For “I’m Not There,” Haynes cast no fewer than six actors as various incarnations of his iconic subject as a way of capturing Dylan’s protean essence on film.

“It’s always been my ambition to really look at what different artists were doing stylistically, formally, aesthetically in their work, and try to find a narrative and visual parallel in the medium of film,” Haynes says. “I really tried to have a film that functioned with as much richness, complexity, but also pure fun and humor as Dylan’s music has over the years.”

Haynes concedes such a feat is “a tall order” — an apt description of many of this year’s similarly ambitious projects. It may be an even taller order to expect some of these films to click with general audiences (“Zodiac” and “Jesse James” were both box office disappointments, while “No Country for Old Men” and “I’m Not There” have performed robustly in specialized release).

“You can’t get everybody on the same page. Not every audiencegoer wants to be challenged. Some people just want to plop their 11 bucks down and feel good, and I get that,” says Fincher, though he hastens to add, “I do think there are other ways of engaging audiences (besides) just upping the explosionometer.”

In “Zodiac,” Fincher counts on audiences to be engaged less by the personalities onscreen than by the avalanche of data — facts, figures, theories, timetables, assorted bits of evidence — that so ensnared the media and law enforcement in their search for an elusive killer. It’s a strategy predicated not on identification so much as a shared obsession.

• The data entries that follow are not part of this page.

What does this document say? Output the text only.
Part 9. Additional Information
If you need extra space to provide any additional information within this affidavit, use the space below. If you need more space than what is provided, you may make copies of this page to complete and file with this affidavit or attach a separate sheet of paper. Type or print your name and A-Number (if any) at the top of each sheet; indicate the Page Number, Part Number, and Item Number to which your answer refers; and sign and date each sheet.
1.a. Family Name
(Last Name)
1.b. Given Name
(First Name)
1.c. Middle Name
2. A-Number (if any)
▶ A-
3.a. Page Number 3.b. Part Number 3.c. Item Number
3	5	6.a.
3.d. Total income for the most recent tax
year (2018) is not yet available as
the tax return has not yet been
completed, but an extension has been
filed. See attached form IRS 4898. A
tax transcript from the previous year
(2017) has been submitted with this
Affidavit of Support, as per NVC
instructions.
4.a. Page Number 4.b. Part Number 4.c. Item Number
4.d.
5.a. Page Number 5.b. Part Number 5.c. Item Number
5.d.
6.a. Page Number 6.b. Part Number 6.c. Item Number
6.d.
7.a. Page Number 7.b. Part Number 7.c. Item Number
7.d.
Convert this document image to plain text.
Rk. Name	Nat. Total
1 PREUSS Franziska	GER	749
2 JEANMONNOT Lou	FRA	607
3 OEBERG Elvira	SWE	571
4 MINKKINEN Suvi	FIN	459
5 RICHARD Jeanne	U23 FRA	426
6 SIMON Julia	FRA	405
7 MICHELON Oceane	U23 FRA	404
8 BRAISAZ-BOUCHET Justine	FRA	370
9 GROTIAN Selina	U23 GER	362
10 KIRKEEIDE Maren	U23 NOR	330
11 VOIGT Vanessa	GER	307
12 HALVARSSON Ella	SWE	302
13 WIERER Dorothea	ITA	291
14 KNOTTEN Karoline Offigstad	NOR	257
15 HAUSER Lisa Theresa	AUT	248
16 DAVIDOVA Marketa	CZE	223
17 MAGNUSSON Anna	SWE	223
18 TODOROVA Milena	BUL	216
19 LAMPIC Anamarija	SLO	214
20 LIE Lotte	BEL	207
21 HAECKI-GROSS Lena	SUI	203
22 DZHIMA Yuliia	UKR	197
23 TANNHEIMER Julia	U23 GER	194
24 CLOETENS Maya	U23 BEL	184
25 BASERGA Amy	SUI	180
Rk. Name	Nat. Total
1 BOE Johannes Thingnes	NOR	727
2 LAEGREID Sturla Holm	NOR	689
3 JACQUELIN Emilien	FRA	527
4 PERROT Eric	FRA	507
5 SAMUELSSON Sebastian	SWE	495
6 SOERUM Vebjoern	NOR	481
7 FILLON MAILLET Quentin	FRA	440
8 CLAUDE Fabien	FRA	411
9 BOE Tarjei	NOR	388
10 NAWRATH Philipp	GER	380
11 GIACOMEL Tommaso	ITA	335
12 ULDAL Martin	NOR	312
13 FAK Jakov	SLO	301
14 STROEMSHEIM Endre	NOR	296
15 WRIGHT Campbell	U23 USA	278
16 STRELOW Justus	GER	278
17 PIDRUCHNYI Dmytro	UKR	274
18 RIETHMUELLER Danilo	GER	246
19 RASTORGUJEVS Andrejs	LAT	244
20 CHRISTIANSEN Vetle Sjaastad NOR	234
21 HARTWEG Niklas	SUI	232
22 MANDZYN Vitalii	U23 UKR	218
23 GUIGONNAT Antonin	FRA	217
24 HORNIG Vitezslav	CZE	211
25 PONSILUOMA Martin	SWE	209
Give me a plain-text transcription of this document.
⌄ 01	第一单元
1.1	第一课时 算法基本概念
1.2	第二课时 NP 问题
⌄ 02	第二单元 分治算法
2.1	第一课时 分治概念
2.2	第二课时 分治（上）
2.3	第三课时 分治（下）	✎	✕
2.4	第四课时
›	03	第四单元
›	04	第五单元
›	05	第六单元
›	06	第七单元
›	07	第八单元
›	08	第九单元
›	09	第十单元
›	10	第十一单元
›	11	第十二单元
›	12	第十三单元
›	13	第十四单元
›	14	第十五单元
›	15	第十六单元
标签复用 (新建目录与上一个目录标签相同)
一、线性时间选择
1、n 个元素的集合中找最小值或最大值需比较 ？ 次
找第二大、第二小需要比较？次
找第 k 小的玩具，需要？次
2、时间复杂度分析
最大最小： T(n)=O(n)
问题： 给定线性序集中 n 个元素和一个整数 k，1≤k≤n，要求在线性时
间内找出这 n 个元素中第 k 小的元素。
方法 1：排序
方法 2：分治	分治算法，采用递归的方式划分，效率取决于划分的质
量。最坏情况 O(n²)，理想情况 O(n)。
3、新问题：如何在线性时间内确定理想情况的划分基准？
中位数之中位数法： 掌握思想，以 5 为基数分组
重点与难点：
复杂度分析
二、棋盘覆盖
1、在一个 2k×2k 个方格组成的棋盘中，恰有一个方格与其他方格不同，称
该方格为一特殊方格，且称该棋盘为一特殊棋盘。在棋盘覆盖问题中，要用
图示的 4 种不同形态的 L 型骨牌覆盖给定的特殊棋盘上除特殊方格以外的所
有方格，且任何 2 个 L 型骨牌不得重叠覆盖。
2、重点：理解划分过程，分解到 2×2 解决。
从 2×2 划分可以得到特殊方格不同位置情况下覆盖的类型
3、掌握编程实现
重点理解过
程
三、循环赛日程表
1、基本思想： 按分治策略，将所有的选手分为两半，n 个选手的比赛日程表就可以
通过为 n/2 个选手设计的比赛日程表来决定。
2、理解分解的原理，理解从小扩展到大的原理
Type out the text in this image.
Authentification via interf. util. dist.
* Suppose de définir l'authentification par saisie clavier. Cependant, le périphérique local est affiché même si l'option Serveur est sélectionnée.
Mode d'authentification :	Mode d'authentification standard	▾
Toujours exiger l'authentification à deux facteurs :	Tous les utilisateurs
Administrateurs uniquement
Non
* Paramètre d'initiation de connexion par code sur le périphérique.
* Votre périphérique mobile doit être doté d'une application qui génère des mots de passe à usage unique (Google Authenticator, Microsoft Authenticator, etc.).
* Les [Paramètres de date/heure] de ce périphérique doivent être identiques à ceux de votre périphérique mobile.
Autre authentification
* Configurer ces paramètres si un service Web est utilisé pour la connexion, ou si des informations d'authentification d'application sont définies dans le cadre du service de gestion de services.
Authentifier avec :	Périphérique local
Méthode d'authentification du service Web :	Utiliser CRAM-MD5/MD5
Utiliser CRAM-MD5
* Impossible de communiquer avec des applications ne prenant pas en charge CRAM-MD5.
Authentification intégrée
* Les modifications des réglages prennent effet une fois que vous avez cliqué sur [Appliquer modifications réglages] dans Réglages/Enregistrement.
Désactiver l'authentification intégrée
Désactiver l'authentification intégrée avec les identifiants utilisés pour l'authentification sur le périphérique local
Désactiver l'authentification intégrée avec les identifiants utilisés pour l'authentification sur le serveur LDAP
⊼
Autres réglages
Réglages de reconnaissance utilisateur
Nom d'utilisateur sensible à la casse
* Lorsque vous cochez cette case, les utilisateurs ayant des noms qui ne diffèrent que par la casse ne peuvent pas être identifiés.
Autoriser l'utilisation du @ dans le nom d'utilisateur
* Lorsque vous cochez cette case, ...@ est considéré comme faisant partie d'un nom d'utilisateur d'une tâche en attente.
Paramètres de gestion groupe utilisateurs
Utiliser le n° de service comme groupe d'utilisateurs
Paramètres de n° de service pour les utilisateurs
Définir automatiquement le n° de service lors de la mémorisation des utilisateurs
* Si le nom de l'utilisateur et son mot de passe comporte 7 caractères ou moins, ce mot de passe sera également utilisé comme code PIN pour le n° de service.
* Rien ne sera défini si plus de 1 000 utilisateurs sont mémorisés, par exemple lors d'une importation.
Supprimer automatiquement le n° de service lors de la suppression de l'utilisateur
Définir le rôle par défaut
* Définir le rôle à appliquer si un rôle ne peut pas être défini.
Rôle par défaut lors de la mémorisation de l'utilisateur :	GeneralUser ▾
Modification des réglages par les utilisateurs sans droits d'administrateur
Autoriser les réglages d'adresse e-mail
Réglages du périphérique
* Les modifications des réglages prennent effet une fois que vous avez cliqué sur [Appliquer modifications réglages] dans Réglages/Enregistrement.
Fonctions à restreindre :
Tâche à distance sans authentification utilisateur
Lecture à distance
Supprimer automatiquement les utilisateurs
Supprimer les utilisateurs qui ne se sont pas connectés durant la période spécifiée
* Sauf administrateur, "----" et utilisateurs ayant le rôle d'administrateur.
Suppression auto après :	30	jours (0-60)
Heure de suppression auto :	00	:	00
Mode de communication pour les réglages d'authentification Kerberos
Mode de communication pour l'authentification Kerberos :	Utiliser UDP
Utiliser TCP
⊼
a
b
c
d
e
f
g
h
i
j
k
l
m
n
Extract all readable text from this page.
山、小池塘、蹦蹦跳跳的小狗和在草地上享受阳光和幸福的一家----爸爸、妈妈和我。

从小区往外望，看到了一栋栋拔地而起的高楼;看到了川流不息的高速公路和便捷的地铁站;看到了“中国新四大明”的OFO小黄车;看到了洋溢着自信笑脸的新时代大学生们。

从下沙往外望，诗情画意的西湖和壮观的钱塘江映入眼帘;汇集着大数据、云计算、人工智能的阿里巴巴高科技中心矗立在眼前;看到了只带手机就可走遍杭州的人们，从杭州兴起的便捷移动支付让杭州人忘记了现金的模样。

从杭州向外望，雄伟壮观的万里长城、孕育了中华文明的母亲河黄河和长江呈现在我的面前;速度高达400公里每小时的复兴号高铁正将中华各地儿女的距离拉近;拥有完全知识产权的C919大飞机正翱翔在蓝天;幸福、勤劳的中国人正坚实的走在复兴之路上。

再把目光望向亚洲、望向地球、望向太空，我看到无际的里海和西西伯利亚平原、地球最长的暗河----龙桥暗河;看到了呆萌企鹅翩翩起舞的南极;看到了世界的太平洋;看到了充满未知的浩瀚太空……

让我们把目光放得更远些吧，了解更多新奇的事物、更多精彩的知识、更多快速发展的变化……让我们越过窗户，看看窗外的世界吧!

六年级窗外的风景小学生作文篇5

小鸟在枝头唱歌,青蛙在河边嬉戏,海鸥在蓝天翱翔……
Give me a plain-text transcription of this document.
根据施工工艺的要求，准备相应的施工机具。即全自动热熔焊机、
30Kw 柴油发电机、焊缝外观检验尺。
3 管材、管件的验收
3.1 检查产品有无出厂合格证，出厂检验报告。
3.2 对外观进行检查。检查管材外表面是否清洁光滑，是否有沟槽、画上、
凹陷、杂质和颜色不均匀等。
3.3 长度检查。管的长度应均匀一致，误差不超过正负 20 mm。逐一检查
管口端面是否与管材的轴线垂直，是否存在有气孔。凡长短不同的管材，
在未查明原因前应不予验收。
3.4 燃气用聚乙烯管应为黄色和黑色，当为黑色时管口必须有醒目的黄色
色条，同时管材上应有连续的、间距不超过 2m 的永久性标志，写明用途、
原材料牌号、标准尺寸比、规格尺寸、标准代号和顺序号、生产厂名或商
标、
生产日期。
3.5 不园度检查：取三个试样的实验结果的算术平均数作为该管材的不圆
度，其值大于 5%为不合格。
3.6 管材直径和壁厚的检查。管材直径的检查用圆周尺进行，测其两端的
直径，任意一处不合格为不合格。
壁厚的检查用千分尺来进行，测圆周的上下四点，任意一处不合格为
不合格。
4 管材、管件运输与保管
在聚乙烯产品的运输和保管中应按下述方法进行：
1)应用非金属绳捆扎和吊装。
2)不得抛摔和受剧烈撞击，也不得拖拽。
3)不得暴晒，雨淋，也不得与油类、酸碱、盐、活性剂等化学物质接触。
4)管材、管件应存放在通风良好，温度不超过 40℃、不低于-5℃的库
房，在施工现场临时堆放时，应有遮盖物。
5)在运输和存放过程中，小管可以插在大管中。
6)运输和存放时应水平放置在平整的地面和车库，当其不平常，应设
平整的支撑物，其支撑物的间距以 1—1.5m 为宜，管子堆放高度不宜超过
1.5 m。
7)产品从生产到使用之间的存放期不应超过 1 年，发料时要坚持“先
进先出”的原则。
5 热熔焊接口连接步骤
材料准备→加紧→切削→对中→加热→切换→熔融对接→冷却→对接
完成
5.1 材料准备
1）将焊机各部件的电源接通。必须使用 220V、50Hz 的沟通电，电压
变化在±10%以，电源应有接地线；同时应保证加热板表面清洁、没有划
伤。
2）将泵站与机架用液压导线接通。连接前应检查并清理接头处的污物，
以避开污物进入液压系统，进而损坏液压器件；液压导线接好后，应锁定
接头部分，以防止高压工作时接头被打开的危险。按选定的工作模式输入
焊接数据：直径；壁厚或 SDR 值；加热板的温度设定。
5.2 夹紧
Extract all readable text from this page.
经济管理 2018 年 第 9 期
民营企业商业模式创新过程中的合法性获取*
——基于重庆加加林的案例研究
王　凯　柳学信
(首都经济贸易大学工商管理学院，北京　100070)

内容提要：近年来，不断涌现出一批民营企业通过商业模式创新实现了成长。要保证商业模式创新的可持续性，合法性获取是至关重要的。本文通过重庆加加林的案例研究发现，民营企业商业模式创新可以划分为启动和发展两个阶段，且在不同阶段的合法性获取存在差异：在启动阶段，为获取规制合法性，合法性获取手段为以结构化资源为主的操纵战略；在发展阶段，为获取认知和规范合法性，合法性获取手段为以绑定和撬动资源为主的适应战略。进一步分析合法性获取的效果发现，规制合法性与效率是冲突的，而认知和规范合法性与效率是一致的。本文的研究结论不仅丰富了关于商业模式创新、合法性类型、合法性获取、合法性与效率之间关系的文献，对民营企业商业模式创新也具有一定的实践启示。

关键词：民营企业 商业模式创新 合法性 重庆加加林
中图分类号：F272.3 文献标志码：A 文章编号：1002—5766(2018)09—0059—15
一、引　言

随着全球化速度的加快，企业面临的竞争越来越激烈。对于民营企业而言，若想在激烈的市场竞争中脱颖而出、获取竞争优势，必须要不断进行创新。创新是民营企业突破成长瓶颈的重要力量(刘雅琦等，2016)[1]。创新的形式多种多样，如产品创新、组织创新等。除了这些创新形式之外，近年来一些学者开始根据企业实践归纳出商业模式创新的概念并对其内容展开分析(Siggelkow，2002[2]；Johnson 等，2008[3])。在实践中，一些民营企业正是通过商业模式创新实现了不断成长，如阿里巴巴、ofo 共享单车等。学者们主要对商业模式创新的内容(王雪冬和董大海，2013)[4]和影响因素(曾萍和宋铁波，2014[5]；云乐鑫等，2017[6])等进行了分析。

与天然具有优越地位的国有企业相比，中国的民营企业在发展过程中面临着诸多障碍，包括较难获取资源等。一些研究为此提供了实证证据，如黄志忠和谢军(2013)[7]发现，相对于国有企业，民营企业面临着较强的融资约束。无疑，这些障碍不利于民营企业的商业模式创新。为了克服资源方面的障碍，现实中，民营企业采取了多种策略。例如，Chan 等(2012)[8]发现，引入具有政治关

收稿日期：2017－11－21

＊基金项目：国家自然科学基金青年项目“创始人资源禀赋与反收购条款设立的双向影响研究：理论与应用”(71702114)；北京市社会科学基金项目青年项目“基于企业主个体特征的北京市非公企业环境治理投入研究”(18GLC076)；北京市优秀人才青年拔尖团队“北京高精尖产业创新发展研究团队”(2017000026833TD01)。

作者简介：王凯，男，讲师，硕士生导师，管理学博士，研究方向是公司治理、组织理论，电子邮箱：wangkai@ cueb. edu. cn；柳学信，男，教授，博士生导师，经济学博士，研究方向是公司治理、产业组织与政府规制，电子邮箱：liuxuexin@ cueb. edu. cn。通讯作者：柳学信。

Daniel Day-Lewis’ cold-blooded misanthrope would positively sneer at the idea of eliciting a viewer’s empathy in “There Will Be Blood,” a drama with a clear sense of moral rot but also a darkly humorous contempt for religious institutions. To hear Anderson tell it, the character, if not the film’s dystopian sensibility, is as much informed by the Upton Sinclair novel on which the movie is based as it is John Huston’s classic of greed and perdition, “The Treasure of the Sierra Madre” and its central character Fred C. Dobbs (played by Humphrey Bogart).

No side dishes

“It was the economy with which that story is told,” Anderson tells Variety, “but at the same time it’s very meaty. They just give you the steak; there’s no sides, there’s no mashed potatoes, there’s no greens. … And that was it more than anything — that classic storytelling, which I’ve always tried to do but I’ve never felt like I’ve succeeded. Maybe my natural instincts don’t lead me there.”

With “Jesse James,” director Andrew Dominik meticulously orchestrates a brooding psychological battle between two archetypal figures — neither one particularly easy to warm to — as though observing them under glass.

“It just depends on what your criteria are for empathizing,” says Dominik, whose previous film, the 2001 Eric Bana starrer “Chopper,” was a study of a notorious Aussie criminal. “It’s not necessary for a character to be likable. Somebody’s bad behavior doesn’t turn me against them in a movie. It’s a movie, not real life. I’m not having him over for dinner.”

If mainstream reception is any indication, voting members of the Academy may prove more resistant to this season’s dark, challenging visions. But Fincher, like his fellow iconoclasts, isn’t losing much sleep over it.

“I don’t know anything about Academy consideration,” he says. “I don’t know what an awards movie is.”